I could just ask him to go away, lose my number, hit himself with the neuralyzer from Men in Black and forget my address. But we don’t have enough high tech for this situation to work.
“So it is.” I stay there, waiting. He sighs.
“Please let me in. I need to talk to you.”
Go on, tell him to get the hell out of here. Start with some creative swearing; make fuck a verb, noun, adjective, hell, maybe an adverb if you can swing it. But I know, deep down, that I owe it to him to talk. I did just storm out on him and his fiancée and probably left them with a hell of a conversation. Heart thumping, I buzz him up and open my door. A minute later Flint enters, his tie undone, his jacket off.
“Well. What do you—” And then he covers my mouth with a kiss.

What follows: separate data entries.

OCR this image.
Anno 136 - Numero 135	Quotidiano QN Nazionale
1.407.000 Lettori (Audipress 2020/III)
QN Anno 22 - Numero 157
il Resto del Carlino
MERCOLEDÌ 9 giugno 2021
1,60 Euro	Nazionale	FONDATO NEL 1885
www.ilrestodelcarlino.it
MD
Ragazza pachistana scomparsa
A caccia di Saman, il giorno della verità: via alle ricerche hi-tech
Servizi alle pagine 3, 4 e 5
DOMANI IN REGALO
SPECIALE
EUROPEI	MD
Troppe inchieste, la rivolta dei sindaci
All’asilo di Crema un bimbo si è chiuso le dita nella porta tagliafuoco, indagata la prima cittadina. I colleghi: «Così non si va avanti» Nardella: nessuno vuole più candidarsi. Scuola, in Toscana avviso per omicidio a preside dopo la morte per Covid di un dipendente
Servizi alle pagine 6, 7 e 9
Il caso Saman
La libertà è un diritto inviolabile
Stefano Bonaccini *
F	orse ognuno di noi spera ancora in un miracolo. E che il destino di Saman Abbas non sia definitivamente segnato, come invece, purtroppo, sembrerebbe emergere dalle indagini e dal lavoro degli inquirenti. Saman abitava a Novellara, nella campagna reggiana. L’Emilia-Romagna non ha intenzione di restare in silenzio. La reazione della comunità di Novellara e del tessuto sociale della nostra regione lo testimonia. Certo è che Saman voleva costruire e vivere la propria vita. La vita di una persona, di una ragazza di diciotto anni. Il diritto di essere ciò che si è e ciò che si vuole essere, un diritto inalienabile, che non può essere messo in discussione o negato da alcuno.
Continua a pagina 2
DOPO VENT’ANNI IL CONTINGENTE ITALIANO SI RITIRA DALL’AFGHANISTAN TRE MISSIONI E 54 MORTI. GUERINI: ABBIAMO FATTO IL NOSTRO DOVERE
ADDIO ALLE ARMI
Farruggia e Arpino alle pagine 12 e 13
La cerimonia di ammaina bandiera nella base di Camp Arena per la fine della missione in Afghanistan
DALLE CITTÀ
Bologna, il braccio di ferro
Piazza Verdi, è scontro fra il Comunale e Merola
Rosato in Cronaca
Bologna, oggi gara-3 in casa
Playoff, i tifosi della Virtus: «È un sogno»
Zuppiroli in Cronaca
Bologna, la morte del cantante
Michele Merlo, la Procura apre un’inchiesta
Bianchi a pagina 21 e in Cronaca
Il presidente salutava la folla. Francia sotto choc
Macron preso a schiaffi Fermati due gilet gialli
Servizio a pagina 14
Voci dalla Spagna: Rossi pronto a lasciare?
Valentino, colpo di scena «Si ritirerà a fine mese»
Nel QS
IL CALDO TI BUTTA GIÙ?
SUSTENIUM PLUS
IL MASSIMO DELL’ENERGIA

I should be mad—no, enraged. I should be punching him in the stomach—well, patting it maybe, since I know how rock solid he is—but my arms go up around his neck as if they have a mind of their own, and we stumble into my apartment and smack into the wall, just like the first time he came here. The first night we had sex.
I’m doing it again! Oh my God, what is wrong with my hormones?
“No,” I say, forcing myself to pull away from him after returning to unblissful sanity. “Didn’t you listen to anything I said? You’re with Charlotte. I saw her with the ring on her finger. And by the way, you are going to make a terrible fucking husband.”
“I’m not,” he says, panting. He closes the door behind him. Good idea, since Mrs. Hernandez from 1C was staring at us with her grocery bags in hand. “That is, I’m not with Charlotte, not the ‘I’ll make a terrible fucking husband’ part.”
It’s like the floor actually drops out from under me.
“Wait. What? You’re not with Charlotte?” I go still, trying to breathe. “What do you mean you’re not with Charlotte? She’s your fiancée!”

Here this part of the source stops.